Рядом пристроился его младший брат, Добрята, которому не было и двадцати. Его открытое лицо внушало доверие и симпатию.

Возле братьев крутился и Дар. Ему, выросшему в деревенской глухомани, все на ладье было в диковинку, и он постоянно о чем-нибудь спрашивал. Добрята охотно отвечал на любые вопросы, и вскоре юноши сдружились.

На ладье присутствовала немногочисленная, но хорошо вооруженная охрана в защитном облачении: на головах сверкали шлемы, грудь и спину защищала кольчуга из железных пластин, скрепленных кожаными ремешками. Щиты с бортов были сняты и сложены на палубе, чтобы охрана в любой миг могла их подхватить и занять оборону. Воины изредка переговаривались между собой, не забывая зорко следить за прибрежными зарослями.

– А зачем вам охрана? – спросил Дар у Добряты.

– От разбойников стережемся. Правда, здесь, на Сейме, грабежом мало кто промышляет, а на вооруженные ладьи и нападать не станут. А вот на Дону или Итиле[5], куда мы не раз ходили, речные тати свирепствуют: товар отбирают, а людей, в живых оставшихся, продают в Саркеле или Итиле[6] – там невольничьи рынки, куда рабов со всего света свозят.
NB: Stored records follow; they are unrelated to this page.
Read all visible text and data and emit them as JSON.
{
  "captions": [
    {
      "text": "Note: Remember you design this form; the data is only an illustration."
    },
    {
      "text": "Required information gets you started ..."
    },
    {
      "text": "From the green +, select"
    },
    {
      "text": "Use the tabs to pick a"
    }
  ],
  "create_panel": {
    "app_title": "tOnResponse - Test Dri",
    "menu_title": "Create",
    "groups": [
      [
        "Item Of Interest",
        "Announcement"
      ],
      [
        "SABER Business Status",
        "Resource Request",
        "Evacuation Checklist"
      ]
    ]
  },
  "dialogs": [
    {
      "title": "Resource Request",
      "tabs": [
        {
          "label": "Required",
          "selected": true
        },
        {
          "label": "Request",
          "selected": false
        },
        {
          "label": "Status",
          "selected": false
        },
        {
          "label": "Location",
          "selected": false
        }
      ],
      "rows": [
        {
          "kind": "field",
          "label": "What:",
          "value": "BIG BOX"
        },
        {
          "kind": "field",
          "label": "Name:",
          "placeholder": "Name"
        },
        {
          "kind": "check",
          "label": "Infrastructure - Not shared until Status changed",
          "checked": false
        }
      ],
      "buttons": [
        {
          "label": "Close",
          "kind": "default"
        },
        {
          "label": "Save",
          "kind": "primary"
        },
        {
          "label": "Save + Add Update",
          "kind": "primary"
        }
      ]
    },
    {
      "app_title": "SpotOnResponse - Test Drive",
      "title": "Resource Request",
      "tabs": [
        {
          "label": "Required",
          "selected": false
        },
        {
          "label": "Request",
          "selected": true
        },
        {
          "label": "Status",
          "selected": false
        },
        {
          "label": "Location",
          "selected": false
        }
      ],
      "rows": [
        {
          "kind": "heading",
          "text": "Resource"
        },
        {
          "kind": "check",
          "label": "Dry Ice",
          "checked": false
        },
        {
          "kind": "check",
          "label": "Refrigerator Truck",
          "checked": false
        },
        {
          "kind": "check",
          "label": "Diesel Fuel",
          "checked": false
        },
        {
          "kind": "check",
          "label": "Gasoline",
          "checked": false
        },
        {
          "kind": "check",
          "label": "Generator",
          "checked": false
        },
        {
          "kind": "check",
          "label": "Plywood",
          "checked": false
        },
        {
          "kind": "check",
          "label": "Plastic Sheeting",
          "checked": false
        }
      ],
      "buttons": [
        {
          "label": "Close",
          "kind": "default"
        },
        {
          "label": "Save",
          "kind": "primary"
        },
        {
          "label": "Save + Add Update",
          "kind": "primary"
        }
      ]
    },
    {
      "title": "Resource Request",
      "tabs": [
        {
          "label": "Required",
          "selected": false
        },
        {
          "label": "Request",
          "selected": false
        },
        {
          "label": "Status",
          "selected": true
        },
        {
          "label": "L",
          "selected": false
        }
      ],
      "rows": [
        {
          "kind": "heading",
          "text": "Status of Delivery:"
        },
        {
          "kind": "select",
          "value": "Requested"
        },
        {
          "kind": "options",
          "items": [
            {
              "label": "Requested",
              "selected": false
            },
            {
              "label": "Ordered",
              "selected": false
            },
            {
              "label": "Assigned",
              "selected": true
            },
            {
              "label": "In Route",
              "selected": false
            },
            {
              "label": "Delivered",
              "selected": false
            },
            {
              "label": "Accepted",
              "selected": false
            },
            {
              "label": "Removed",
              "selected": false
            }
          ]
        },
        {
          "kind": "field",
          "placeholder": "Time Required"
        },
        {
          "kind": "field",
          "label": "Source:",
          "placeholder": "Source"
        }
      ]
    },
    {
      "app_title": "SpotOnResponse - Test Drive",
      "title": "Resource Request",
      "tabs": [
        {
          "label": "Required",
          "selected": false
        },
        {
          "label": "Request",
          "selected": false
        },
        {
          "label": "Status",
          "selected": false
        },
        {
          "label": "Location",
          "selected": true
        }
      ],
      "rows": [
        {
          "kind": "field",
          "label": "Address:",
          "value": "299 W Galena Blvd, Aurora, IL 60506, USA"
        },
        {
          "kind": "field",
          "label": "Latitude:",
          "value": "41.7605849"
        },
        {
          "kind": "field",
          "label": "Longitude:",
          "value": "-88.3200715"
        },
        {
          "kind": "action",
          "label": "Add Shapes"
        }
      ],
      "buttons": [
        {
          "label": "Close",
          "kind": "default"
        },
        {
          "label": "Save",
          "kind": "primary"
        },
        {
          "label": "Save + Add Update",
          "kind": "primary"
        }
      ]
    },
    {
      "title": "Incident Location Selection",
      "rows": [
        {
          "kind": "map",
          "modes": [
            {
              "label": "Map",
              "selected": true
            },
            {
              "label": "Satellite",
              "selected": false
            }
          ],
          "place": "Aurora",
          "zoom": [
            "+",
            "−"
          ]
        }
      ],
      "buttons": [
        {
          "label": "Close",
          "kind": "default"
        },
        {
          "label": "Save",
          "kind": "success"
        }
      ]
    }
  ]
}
Ярина сидела в сторонке и делала вид, что внимает рассказу, а сама с беспокойством смотрела на брата, который, изнывая от жары, снял с себя рубаху, выставив всем на обозрение костяной оберег, висящий на голой груди. Оберег, выполненный в виде коня на скаку, напоминал о тайне, которую Ярина хотела бы забыть и никогда не думать о ней.

Вспомнился тяжелый, откровенный разговор, произошедший между Яриной и Белавой в гадальную седмицу на колядки, в трескучий зимний мороз. В тот вечер сестры решили погадать, а брат уснул за печью, не интересуясь бабскими глупостями. Его вовсе не волновало будущее – ни свое, ни чужое.

– А вот интересно, Белава, – спросила тогда Ярина, – почему его назвали Даром? Ведь я родилась первой, значит, меня надо было назвать Дариной.

Старшая сестра посмотрела на девушку с подозрением.

– А чего это ты вдруг спросила об этом?

– Да так, – стушевалась Ярина, не понимая, отчего Белава нахмурилась.

В избе установилась гнетущая тишина, и обе сестры услышали мирное, безмятежное посапывание ничего не подозревающего брата.

– Послушай, Ярина, – зашептала Белава, с беспокойством оглядываясь на юношу, – то, что я тебе скажу, должно остаться между нами. Поклянись, что никому не расскажешь, а Дару – особенно!

– Клянусь матерью сырой землей, что даже под страхом смерти никому не открою тайны, которую ты мне поведаешь, – серьезно произнесла девушка.

Белава удовлетворенно кивнула.

– С рождением Дара связана тайна, а разгадка в обереге, который он носит, не снимая, я думаю, с первого дня своей жизни. Я и сама мало что знаю об этом, но одно скажу: не твои родители оберег ему повесили. А Даром мать твоя его назвала потому, что явился он для нее подарком небес: после твоего рождения она больше не могла иметь детей.

– Так ты хочешь сказать, что Дар нам не родной?! – изумилась Ярина и тут же зажала рот рукой, испуганно оглянувшись на спящего юношу.

Представить себе такое она не могла и в страшном сне. Вся ее жизнь неразрывно связана с Даром. Она с ним играла в детстве, она поверяла ему сердечные тайны сейчас. Дар и Белава были единственными людьми, которых она любила.

– Родной или нет, он наш брат, пусть и не кровный, – убежденно произнесла старшая сестра.

– Да, – согласилась Ярина, чувствуя, как от слов сестры с души свалился камень, ведь отношение к Дару не изменилось, она по-прежнему не желает его терять. – Но скажи, Белава, кто же родители Дара?